Bangladesh's monsoon provides massive amounts of rain which has not
traditionally been harvested for drinking. Slowly, in pilot programmes
such as this, the long overdue effort is beginning.
Other possible solutions being tried out include a simple filter using
three ceramic pots suspended above each other, and a pump set up by a
pond or river in which the pumped-up ground water is filtered before
emerging through a tap.
But not one of the solutions being implemented experimentally is half
as convenient as the tube wells it is designed to replace.
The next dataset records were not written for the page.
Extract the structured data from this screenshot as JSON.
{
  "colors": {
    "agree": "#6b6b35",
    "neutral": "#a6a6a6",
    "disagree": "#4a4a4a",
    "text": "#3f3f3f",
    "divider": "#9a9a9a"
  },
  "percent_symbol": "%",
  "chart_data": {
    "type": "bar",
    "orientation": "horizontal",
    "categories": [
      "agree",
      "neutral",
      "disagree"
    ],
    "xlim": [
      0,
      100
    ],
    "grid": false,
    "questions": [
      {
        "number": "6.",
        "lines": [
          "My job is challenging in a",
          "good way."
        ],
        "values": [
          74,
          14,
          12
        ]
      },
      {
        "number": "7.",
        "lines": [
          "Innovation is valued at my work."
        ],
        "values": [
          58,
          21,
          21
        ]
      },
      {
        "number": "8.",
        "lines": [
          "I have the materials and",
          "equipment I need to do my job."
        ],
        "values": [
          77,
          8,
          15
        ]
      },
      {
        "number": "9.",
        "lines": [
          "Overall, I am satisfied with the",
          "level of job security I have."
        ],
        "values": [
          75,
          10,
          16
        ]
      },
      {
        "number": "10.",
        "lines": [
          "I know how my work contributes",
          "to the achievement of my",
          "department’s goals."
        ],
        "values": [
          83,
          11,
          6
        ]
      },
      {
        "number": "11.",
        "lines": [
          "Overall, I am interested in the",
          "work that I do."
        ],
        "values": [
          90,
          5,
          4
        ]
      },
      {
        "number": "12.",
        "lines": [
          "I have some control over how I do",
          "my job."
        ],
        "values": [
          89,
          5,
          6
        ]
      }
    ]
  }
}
The
government says there are four million tube wells in the country; the
World Bank says there are "at least twice that number". They are easy
to sink in this delta country's soft alluvial soil, and for tens of
millions of peasants the wells have revolutionised access to water.
Many households have several, as a Western house has taps in several
different rooms. More are being sunk all the time - despite the
looming disaster, the government has yet to declare a moratorium on
new ones. Three-quarters of those in existence have been sunk by
private enterprise. So popular have they become that a tube well is a
common item in a bride's dowry.
The Bangladeshi government's task is now to stage a counter-revolution
- to wean the people away from the most convenient innovation they
have ever encountered. It is a disagreeable challenge, and the
government has yet to show any appetite for it.
But unless they rise to the challenge soon, a disaster to dwarf
Bangladeshi disasters past will become unavoidable.